Curiosity scales better than expertise
I’ve spent most of my career selling professional services — marketing, development, product strategy — to just about every kind of client you can imagine. Startups, entrepreneurs, mid-size businesses, large enterprises, even a few government agencies.
When you’re in that world, there’s a familiar pattern in how people evaluate you. They want to know three things:
Have you done this before?
Have you done it for someone like them?
Were you successful?
The second one — “Have you done it for someone like me?” — is where I push back.
There’s a persistent idea that the best product, marketing, or creative work comes from specialists: people who have spent a decade inside one niche. Financial services. Real estate. Insurance tech. And sure, sector knowledge can be useful. But it’s rarely what moves the needle.
What actually creates better products is diversity of experience.

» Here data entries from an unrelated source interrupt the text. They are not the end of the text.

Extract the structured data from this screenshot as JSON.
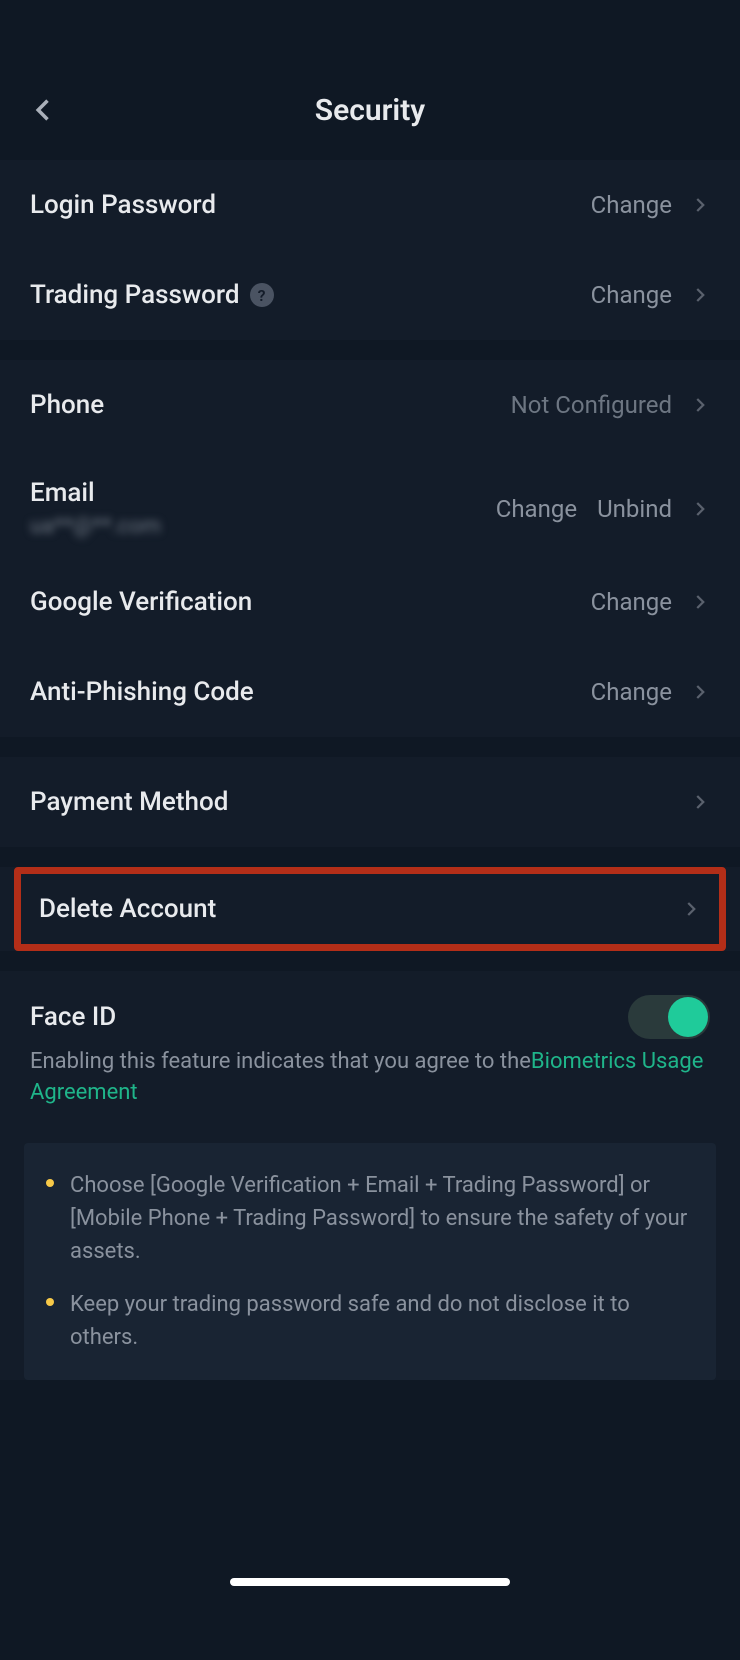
{
  "header": {
    "title": "Security"
  },
  "rows": {
    "login_password": {
      "label": "Login Password",
      "action": "Change"
    },
    "trading_password": {
      "label": "Trading Password",
      "action": "Change"
    },
    "phone": {
      "label": "Phone",
      "status": "Not Configured"
    },
    "email": {
      "label": "Email",
      "sub": "ua**@**.com",
      "action1": "Change",
      "action2": "Unbind"
    },
    "google_verification": {
      "label": "Google Verification",
      "action": "Change"
    },
    "anti_phishing": {
      "label": "Anti-Phishing Code",
      "action": "Change"
    },
    "payment_method": {
      "label": "Payment Method"
    },
    "delete_account": {
      "label": "Delete Account"
    },
    "face_id": {
      "label": "Face ID",
      "desc_prefix": "Enabling this feature indicates that you agree to the",
      "desc_link": "Biometrics Usage Agreement"
    }
  },
  "info": {
    "item1": "Choose [Google Verification + Email + Trading Password] or [Mobile Phone + Trading Password] to ensure the safety of your assets.",
    "item2": "Keep your trading password safe and do not disclose it to others."
  }
}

Over the years, I’ve worked in everything from fintech to social apps to food pantry distribution. That range doesn’t dilute my expertise, rather it sharpens it. Lessons learned while designing an app for low-connectivity areas translate beautifully into how a financial platform should degrade gracefully when data is slow. It’s not about the vertical; it’s about understanding patterns, users, and the constraints that shape behavior.
When I build teams, I don’t look for people who’ve only done one thing. I look for people who’ve done a little of everything and people who know how to learn fast, adapt to new industries, and bring lessons from one world into another. Those are the hires who build the most innovative work.
Deep expertise matters in highly regulated spaces. But for most teams, too much specialization is an impediment, not an advantage. You can teach someone the industry. You can’t teach them curiosity, empathy, or the ability to connect dots across domains.
Diversity of experience will always make the best products. Always.